Also: I just realised who the person is that you were replying to, tptacek. Maybe you should Google his name. He's well known in cryptography, glad he is on my side! :-)
If you look at the chatgpt conversation which is linked at the bottom of the article (it will take a minute to load because it is very long), you will see that my initial approach was using matrices over GF(2). I am in the process of writing a blog about how I thought I could solve this quickly using ChatGPT, but unfortunately it took me down a bunch of rabbit holes that didn't work. Ultimately the ideas that did work were my own, but I still think using ChatGPT is useful if you know how to use it right (keep it on a tight leash, more details coming soon).
Back to the matrices... I thought I have an idea using matrices that would solve it really fast. It didn't work. There were dependencies in the matrix that I did not expect that made the idea fail. You can see all the details in the chat log.
With your recommendation, it is not clear to me that you are dealing with the problem that there is an integer addition of the state values to get the outputs. This integer addition ruins the direct usage of linear algebra to solve the problem. The initial approach that ChatGPT suggested, which is its own idea (not mine), was that we could bring in the integer carry bits as unknown variables and derive them via induction. I could come back to that idea, but I am sceptical that will work.
Eventually I got fed up with ChatGPT's implementation and it trying to help debug, which was only slowing me down. It kept trying to change the underlying data structures during the debugging. I had to scold it about that: you cannot change things when you are debugging it.
Ultimately, I did away with the linear algebra and just approached it from some simple observations about how bits affect other bits. It is linear algebra under the hood, but I did not use matrices at this point.
One of the reasons why I wrote the blog is to encourage more people to look at this. We should be able to invert this in 2 or 3 outputs, whereas Z3 requires 5. Nothing I am doing is complex. I would love to see someone produce a tool that breaks it really quickly. And I really mean a tool, not just a statement on why it is weak. We all know it is weak, but web security researchers need tools to use that demonstrate exploits based upon primitives that are wrongly used. So I would strongly encourage people with ideas to implement them and blog about the ones that work.
I have another idea on the plate that I think might bring the search down to 2^20 effort, but need time to work out details. Free time is the hardest thing in life for me to find: I just have a busy life. But I also have a passion for building fast tools and puzzle solving.
Ah, yes, the addition throws a spanner in the works a little. 3 successive Math.random() outputs should definitely be solvable with a 2^32 brute force (~seconds on CPU). I'll try to understand your 2^26 approach a little better though.
You can call it recreational cryptography. I am no longer a professional cryptographer: I used to be. Now I have a full time job in the software industry and a family with kids. I don't have a lot of free time to work on cryptography like professional cryptographers do.

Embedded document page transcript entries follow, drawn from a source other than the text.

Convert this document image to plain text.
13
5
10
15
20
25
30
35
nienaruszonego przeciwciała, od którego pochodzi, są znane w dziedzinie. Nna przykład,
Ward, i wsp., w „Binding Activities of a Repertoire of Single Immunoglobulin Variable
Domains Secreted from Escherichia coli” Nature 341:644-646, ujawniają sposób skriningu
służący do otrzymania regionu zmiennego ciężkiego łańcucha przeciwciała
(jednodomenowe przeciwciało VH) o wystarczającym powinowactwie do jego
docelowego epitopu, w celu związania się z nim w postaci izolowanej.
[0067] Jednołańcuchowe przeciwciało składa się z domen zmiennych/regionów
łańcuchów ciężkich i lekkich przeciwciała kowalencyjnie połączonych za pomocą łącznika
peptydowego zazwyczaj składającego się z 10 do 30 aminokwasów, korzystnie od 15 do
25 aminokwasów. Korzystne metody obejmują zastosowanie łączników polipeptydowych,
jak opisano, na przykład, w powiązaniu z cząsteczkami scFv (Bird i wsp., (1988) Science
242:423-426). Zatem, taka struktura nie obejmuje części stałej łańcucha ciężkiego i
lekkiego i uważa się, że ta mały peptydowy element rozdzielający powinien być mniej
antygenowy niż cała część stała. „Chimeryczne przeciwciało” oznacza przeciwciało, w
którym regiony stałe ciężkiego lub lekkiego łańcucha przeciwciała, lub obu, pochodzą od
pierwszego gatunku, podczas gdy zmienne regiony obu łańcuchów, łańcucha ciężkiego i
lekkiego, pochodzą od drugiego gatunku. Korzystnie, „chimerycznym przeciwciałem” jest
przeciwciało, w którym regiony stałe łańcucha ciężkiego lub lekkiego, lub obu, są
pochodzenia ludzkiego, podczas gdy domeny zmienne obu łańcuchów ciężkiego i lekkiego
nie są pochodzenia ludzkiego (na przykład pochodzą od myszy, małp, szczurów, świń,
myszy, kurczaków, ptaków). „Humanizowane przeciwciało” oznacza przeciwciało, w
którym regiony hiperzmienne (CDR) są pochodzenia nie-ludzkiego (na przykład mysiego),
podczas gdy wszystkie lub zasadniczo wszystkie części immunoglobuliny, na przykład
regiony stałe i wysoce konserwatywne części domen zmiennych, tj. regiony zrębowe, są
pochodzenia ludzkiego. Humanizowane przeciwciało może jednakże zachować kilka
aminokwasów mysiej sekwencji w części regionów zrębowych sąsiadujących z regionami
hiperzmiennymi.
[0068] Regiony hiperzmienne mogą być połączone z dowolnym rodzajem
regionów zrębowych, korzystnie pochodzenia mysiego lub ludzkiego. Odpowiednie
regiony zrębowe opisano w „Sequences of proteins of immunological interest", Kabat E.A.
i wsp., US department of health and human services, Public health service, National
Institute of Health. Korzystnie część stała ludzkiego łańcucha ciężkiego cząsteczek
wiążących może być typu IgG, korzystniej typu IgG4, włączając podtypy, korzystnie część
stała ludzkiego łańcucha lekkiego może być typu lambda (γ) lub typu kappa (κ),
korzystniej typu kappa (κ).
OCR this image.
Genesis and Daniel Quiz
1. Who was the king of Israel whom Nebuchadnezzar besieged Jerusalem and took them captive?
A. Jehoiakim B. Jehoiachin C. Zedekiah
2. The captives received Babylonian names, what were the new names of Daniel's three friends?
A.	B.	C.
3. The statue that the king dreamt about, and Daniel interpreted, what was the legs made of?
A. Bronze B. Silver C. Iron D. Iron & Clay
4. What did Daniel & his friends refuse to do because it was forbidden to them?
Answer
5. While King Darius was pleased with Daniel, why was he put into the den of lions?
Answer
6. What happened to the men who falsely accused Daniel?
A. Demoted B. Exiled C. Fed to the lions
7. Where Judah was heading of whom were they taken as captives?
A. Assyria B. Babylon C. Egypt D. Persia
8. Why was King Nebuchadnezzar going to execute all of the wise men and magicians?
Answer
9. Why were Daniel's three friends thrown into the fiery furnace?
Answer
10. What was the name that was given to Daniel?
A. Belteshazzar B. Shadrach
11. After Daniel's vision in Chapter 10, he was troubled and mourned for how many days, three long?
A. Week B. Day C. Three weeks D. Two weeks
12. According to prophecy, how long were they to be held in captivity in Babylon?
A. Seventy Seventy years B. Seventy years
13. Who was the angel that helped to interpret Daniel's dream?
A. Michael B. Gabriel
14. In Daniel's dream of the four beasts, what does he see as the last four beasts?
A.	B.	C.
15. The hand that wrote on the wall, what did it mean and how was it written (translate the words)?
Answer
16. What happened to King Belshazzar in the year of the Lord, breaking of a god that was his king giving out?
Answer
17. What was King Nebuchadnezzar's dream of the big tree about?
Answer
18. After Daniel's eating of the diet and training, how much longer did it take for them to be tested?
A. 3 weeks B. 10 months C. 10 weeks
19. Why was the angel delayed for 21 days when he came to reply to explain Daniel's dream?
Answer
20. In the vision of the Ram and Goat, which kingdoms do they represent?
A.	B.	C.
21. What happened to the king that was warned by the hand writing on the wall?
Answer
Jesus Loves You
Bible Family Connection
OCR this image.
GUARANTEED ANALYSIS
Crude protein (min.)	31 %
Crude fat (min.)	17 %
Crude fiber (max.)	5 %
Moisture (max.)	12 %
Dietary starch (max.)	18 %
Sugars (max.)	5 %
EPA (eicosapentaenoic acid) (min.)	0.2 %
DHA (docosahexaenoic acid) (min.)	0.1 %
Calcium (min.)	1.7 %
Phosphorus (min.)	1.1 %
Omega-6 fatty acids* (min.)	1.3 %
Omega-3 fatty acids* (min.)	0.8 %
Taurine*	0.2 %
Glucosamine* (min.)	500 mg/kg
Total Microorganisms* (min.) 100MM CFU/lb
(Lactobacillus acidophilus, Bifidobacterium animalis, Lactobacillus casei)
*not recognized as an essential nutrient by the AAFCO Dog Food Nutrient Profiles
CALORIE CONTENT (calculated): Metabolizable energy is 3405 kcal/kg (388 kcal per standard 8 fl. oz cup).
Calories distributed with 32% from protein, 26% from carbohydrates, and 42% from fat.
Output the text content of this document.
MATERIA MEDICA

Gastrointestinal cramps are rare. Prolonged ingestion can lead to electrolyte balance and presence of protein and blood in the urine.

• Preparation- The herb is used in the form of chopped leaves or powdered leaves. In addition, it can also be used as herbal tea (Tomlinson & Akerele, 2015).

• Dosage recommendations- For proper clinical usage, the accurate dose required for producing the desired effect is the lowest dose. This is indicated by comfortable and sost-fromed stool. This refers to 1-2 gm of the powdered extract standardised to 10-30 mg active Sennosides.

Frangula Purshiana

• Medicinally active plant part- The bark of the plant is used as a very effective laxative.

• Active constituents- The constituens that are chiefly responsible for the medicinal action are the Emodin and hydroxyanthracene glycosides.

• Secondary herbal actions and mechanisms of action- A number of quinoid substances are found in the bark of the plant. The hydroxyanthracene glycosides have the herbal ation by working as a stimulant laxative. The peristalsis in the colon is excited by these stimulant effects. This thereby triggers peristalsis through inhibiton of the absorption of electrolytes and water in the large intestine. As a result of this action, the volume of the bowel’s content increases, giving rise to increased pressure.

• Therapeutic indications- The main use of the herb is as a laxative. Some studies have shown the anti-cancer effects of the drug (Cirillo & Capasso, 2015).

The person you replied to is correct. To my knowledge, the best inversion of Math.random( ) is this one: https://github.com/PwnFunction/v8-randomness-predictor . It takes 5 outputs from Math.random( ) to determine the seed. My research included a 2^50 algorithm to get it with 3 outputs. If there is a better implementation out there that does it in less than 2^50 work for 3 outputs, could you please provide a link to the implementation?
Also, as I said in the blog, this is a first step. I think I can bring it down by a factor of 2^6 with another trick I am working on, but details are still being tested. As the saying goes, attacks always get better, never worse.
The blog is also to encourage the aspiring or amateur cryptographer to have a look themselves. Nothing in my research is particularly deep, so I hope it shows a wider audience that what cryptographers do doesn't always require complex mathematics. This is a simple attack and I thought it was worth blogging about.
I have another blog about why I left cryptography. Part of it is about being stuck in doing research that has no practical implications. To a real cryptographer, attacking XorShift128+ and Math.random( ) may seem uninteresting. I have a different view. Engineers make mistakes and use the wrong tools for the job all the time. We tell them it is wrong, but it is so much more powerful to prove it. When I looked at CVE-2025-7783, I just shook my head: the web security community is stuck using less than ideal tools (requiring 5 outputs to invert the algorithm) because the cryptographic community does not value producing tools to invert things that are not designed for cryptographic purposes. I think this attitude is doing a disfavour to the web security community.